Gegenüber dem Jahr 2004 stieg der deutsche Kriegswaffenexport um 44,3
Prozent (von 1,13 auf 1,63 Mrd. Euro) und erreichte damit den höchsten
Wert, seitdem die Regierung offizielle Zahlen herausgibt: seit 1996. Wir
stellen fest: Mit diesem höchsten Exportwert - zumindest der vergangenen
zehn Jahre - tritt die Regierung ihren eigenen Grundsatz, "ihre
Rüstungsexportpolitik restriktiv zu gestalten", mit Füßen.
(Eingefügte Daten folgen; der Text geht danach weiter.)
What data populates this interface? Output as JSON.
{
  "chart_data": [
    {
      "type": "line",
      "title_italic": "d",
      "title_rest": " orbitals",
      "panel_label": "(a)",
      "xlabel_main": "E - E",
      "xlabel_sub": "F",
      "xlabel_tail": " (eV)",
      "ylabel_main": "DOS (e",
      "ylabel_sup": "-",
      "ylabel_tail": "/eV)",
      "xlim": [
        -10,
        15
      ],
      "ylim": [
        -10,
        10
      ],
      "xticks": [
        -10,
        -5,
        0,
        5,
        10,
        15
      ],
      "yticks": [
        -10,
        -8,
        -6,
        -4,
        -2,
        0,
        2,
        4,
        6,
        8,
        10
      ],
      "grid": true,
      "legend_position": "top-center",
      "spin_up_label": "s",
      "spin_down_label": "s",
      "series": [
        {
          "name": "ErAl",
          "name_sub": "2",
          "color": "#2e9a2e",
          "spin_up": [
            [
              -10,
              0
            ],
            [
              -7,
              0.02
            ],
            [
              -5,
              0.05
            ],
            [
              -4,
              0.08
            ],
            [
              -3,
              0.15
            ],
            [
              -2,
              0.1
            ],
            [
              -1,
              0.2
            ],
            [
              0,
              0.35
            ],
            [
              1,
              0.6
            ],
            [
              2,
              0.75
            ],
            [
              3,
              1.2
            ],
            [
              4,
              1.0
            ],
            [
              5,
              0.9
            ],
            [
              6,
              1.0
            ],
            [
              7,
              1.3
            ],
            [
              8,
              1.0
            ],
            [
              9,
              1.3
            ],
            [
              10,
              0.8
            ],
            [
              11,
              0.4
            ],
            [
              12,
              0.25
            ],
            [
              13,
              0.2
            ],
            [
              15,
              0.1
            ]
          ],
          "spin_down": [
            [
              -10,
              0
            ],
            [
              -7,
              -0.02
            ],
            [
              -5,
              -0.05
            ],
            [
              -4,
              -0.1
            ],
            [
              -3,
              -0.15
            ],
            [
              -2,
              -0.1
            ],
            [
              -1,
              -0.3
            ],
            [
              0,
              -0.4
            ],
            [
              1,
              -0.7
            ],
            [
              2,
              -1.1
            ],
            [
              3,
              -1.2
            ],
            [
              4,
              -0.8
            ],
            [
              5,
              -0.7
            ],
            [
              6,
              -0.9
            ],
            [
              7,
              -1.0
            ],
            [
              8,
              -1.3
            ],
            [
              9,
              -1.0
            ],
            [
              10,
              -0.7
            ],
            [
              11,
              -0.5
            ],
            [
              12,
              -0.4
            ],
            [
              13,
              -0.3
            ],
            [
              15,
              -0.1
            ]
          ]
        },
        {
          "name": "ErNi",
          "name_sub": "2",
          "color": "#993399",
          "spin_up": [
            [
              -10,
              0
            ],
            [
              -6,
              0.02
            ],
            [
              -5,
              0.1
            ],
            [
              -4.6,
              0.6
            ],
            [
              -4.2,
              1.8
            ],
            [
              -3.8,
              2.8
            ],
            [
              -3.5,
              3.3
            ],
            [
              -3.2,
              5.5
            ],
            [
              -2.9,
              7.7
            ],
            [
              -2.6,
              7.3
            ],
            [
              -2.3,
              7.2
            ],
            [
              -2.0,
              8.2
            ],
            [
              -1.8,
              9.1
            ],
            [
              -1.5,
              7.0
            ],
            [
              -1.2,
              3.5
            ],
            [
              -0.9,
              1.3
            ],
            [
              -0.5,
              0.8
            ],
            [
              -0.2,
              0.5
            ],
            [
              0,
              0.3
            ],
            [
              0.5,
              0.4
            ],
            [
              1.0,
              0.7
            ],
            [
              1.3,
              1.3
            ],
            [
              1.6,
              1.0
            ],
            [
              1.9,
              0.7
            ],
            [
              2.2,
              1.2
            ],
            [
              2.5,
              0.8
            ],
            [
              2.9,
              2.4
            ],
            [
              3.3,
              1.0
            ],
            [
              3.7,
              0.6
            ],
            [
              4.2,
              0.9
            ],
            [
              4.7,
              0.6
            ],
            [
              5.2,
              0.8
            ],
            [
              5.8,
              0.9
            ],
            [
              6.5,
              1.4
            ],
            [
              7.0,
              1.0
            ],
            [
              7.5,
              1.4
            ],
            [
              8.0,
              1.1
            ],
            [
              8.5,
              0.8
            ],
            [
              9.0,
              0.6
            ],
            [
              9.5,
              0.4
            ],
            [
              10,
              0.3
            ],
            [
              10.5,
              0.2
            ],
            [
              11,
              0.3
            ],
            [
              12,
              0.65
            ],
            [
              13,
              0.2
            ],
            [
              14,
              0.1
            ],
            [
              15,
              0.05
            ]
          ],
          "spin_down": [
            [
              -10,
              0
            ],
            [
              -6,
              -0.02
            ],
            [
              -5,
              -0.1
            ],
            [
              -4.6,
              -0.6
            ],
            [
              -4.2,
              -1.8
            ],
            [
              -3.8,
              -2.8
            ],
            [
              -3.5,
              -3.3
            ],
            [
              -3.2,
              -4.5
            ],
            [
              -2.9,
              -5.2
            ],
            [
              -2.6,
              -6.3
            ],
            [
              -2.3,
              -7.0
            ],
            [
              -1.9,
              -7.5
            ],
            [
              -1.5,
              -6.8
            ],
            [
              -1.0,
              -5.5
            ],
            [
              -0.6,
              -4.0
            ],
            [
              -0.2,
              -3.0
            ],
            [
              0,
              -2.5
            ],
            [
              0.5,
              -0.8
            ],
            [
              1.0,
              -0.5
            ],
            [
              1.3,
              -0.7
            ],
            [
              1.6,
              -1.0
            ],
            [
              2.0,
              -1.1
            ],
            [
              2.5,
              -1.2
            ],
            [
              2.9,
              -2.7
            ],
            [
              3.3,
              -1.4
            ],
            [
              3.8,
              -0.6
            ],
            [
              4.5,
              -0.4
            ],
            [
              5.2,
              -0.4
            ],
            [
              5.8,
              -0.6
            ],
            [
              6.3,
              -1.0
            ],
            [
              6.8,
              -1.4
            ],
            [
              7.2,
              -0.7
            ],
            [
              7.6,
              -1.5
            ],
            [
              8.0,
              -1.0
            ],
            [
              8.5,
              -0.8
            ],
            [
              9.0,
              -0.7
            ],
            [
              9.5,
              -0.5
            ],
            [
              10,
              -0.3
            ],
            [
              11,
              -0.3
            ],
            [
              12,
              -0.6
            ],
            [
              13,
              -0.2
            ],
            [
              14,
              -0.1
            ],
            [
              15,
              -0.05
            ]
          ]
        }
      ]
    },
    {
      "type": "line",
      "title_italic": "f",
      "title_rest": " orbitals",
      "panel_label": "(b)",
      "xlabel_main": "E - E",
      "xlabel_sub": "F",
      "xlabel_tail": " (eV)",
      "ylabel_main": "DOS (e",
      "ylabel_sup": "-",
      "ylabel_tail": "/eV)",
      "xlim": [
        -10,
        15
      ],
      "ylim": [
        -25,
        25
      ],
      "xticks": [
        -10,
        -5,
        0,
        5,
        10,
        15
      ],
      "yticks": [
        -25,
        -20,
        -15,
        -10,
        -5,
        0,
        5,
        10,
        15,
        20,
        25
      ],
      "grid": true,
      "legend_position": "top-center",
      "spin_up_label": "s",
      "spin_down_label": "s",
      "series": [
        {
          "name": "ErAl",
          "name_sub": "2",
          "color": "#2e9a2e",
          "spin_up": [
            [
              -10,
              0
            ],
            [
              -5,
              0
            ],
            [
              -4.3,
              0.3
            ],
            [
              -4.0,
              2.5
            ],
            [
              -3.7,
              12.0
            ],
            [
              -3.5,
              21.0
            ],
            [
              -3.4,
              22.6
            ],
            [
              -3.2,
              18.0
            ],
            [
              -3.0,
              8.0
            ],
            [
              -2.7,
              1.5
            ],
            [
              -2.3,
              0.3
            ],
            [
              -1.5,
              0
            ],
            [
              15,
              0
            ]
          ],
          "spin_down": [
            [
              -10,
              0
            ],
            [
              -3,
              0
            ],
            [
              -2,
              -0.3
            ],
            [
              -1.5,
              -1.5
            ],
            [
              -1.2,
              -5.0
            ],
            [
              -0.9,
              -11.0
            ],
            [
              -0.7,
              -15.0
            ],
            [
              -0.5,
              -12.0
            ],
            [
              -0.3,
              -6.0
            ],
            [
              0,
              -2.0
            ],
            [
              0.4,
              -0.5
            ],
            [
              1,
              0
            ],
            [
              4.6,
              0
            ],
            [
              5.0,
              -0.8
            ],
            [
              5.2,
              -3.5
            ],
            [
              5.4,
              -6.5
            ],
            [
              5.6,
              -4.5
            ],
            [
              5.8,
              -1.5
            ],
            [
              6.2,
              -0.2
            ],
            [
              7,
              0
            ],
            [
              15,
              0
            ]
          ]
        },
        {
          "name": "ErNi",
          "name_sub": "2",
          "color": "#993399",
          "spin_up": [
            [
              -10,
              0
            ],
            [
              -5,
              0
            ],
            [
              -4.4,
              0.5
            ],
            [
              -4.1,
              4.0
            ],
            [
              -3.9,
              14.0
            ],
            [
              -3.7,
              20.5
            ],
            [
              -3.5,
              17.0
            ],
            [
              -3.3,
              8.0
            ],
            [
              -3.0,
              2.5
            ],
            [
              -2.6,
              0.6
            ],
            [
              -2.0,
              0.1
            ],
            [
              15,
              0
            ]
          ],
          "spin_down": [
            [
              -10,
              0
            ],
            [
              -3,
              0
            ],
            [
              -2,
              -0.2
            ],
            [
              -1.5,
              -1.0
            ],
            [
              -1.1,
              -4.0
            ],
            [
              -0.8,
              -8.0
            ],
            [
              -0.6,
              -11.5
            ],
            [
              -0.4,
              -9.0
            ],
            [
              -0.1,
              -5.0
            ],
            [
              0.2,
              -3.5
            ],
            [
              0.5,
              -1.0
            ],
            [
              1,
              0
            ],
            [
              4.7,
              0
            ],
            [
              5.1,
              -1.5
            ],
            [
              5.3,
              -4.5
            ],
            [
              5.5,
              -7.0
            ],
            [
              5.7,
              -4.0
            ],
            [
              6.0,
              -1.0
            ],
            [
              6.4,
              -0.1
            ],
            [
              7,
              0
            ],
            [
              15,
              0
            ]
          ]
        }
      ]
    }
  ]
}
Wer
regierungsseitig in diesem Zusammenhang das Wort restriktiv in den Mund
nimmt, betreibt eine bewusste Irreführung der Öffentlichkeit.
Deutschland trug in den vergangenen zehn Jahr niemals mehr zur
internationalen Waffenschwemme bei wie 2005.
Auch die Erteilung von neuen Genehmigungen für die Ausfuhr von
"Rüstungsgütern", was Kriegswaffen und Ausrüstungen wie Elektronik und
militärische Bauteile einbezieht, in sogenannte Drittländer (d.h. in
Staaten außerhalb der EU, der NATO und der NATO-gleichgestellten Länder
Australien, Japan, Liechtenstein, Neuseeland und Schweiz) erreichte den
höchsten Wert seit 1996! Mit 1,655 Mrd. Euro lag er 2005 um 53,3 Prozent
über dem Vorjahrswert. Die Gruppe der Drittländer umfasst genau 93
Staaten. Darunter auch solche, die in Spannungsgebieten liegen, wie
Chile, Bolivien und Peru, Indien und Pakistan, Israel, Jemen, Jordanien,
Katar, Kuwait, Oman, Saudi-Arabien und die Vereinigten Arabischen
Emirate, Kolumbien, Südkorea und Taiwan. Wir stellen fest, diese Exporte
dienen nicht der Entspannung in Konfliktregionen, sondern sie tragen
eher zu ihrer Verschärfung bei.
Die Praxis der Rüstungsexporte und –genehmigungen verstoßen auch noch
gegen zwei weitere zentrale Vorgaben der Rüstungsexport-Richtlinien der
Bundesregierung vom Januar 2000: Dort heißt es einmal, dass die
"Beachtung der Menschenrechte" für jede Exportentscheidung von
"hervorragender Bedeutung" ist; eine ähnliche Bestimmung enthält auch
der EU-Verhaltenskodex vom Juni 1998. Zum Zweiten verpflichtet sich die
Bundesregierung, nicht in Staaten zu liefern, die auf
Entwicklungshilfeleistungen angewiesen sind (Richtlinien Ziffer III,6).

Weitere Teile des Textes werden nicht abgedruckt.